五倶意識が了別する法塵は、法処所摂色であり、五塵と共に存在し、五塵から離れることができません。法塵が五塵と和合して初めて、完全な色声香味触が構成されます。そうでなければ五塵も現れず、五識も生じず、五倶意識も法塵を了別することができません。
五倶意識が法処所摂色を了別する際、独頭意識が単独で他の内容を了別するか、あるいは五倶意識の了別内容や状態を反観します。
五塵と法塵は同時に現れ、法塵は後から生じ変わるものではありません。例えば目に映る倒影や形象が法塵であり、後脳の勝義根に伝達される前から存在しています。よって外五塵には外法塵が伴い、外五塵と刹那も分離できないと説かれます。
五識単独では了別作用を起こせず、必ず五倶意識と共同で了別を営みます。ただし五識の種子がまず一瞬先に生じ、ほぼ同時に意識の種子が生起し、その後五識と意識が共同で六塵を了別します。従って五識の五遍行心所法は意識を離れて単独で作用できず、意識の五遍行心所が作用する時、五識の五遍行心所も同時に作用します。
法処所摂色は色法に属し、色法は全て性境であり、識心によって変化しません。例えば人の相貌は、相手の識心が如何様であろうと、全く変化を生じません。皮膚の色は顕色に属し、眼識が了別する内容は相手の眼識の変異によって変化せず、高低肥痩などの形色・表色・無表色も同様です。高低肥痩は形色であり、法処所摂色として五倶意識が了別する内容も性境であって、意識の誤った解釈によって変化しません。
定力の強い者は、五倶意識が法処所摂色を了別する際、独頭意識で他の想いを起こし、法処所摂色を変化させることができます。

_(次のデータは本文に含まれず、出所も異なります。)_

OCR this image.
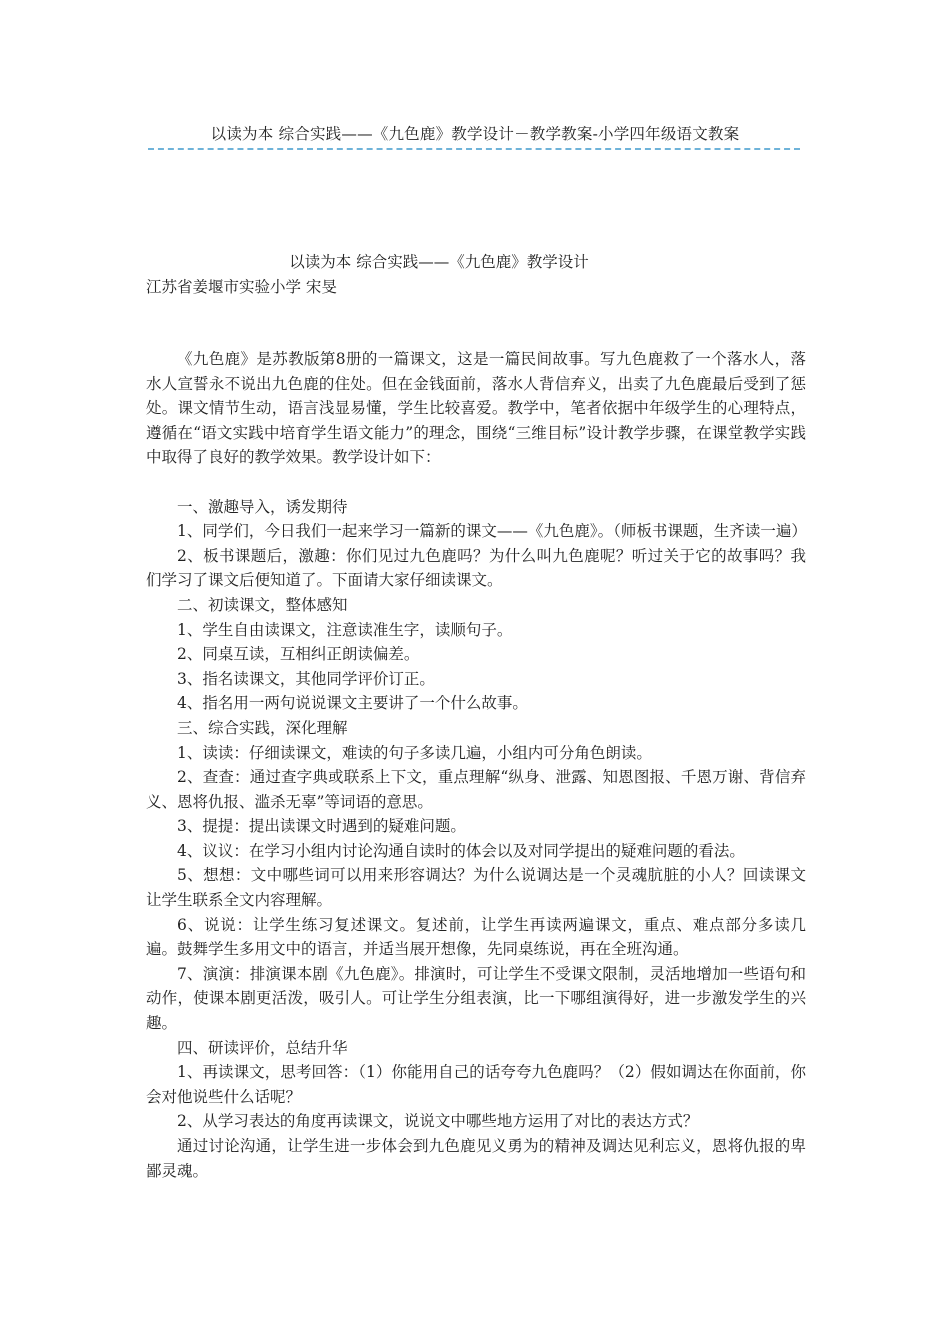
以读为本 综合实践——《九色鹿》教学设计－教学教案-小学四年级语文教案
以读为本 综合实践——《九色鹿》教学设计
江苏省姜堰市实验小学 宋旻

《九色鹿》是苏教版第8册的一篇课文，这是一篇民间故事。写九色鹿救了一个落水人，落水人宣誓永不说出九色鹿的住处。但在金钱面前，落水人背信弃义，出卖了九色鹿最后受到了惩处。课文情节生动，语言浅显易懂，学生比较喜爱。教学中，笔者依据中年级学生的心理特点，遵循在“语文实践中培育学生语文能力”的理念，围绕“三维目标”设计教学步骤，在课堂教学实践中取得了良好的教学效果。教学设计如下：

一、激趣导入，诱发期待

1、同学们，今日我们一起来学习一篇新的课文——《九色鹿》。（师板书课题，生齐读一遍）

2、板书课题后，激趣：你们见过九色鹿吗？为什么叫九色鹿呢？听过关于它的故事吗？我们学习了课文后便知道了。下面请大家仔细读课文。

二、初读课文，整体感知

1、学生自由读课文，注意读准生字，读顺句子。

2、同桌互读，互相纠正朗读偏差。

3、指名读课文，其他同学评价订正。

4、指名用一两句说说课文主要讲了一个什么故事。

三、综合实践，深化理解

1、读读：仔细读课文，难读的句子多读几遍，小组内可分角色朗读。

2、查查：通过查字典或联系上下文，重点理解“纵身、泄露、知恩图报、千恩万谢、背信弃义、恩将仇报、滥杀无辜”等词语的意思。

3、提提：提出读课文时遇到的疑难问题。

4、议议：在学习小组内讨论沟通自读时的体会以及对同学提出的疑难问题的看法。

5、想想：文中哪些词可以用来形容调达？为什么说调达是一个灵魂肮脏的小人？回读课文让学生联系全文内容理解。

6、说说：让学生练习复述课文。复述前，让学生再读两遍课文，重点、难点部分多读几遍。鼓舞学生多用文中的语言，并适当展开想像，先同桌练说，再在全班沟通。

7、演演：排演课本剧《九色鹿》。排演时，可让学生不受课文限制，灵活地增加一些语句和动作，使课本剧更活泼，吸引人。可让学生分组表演，比一下哪组演得好，进一步激发学生的兴趣。

四、研读评价，总结升华

1、再读课文，思考回答：（1）你能用自己的话夸夸九色鹿吗？（2）假如调达在你面前，你会对他说些什么话呢？

2、从学习表达的角度再读课文，说说文中哪些地方运用了对比的表达方式？

通过讨论沟通，让学生进一步体会到九色鹿见义勇为的精神及调达见利忘义，恩将仇报的卑鄙灵魂。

観想には強力な定力が必要であり、主に独頭意識の非量・比量による了別作用に依拠します。五倶意識の定力だけでは不十分です。定力とは主に独頭意識の強力な作用力を指し、無から有を生じ、有を無に変えます。心中に日を想えば落日が現前し、日観が成就します。心中に白骨を想えば白骨が現前し、白骨観が成就します。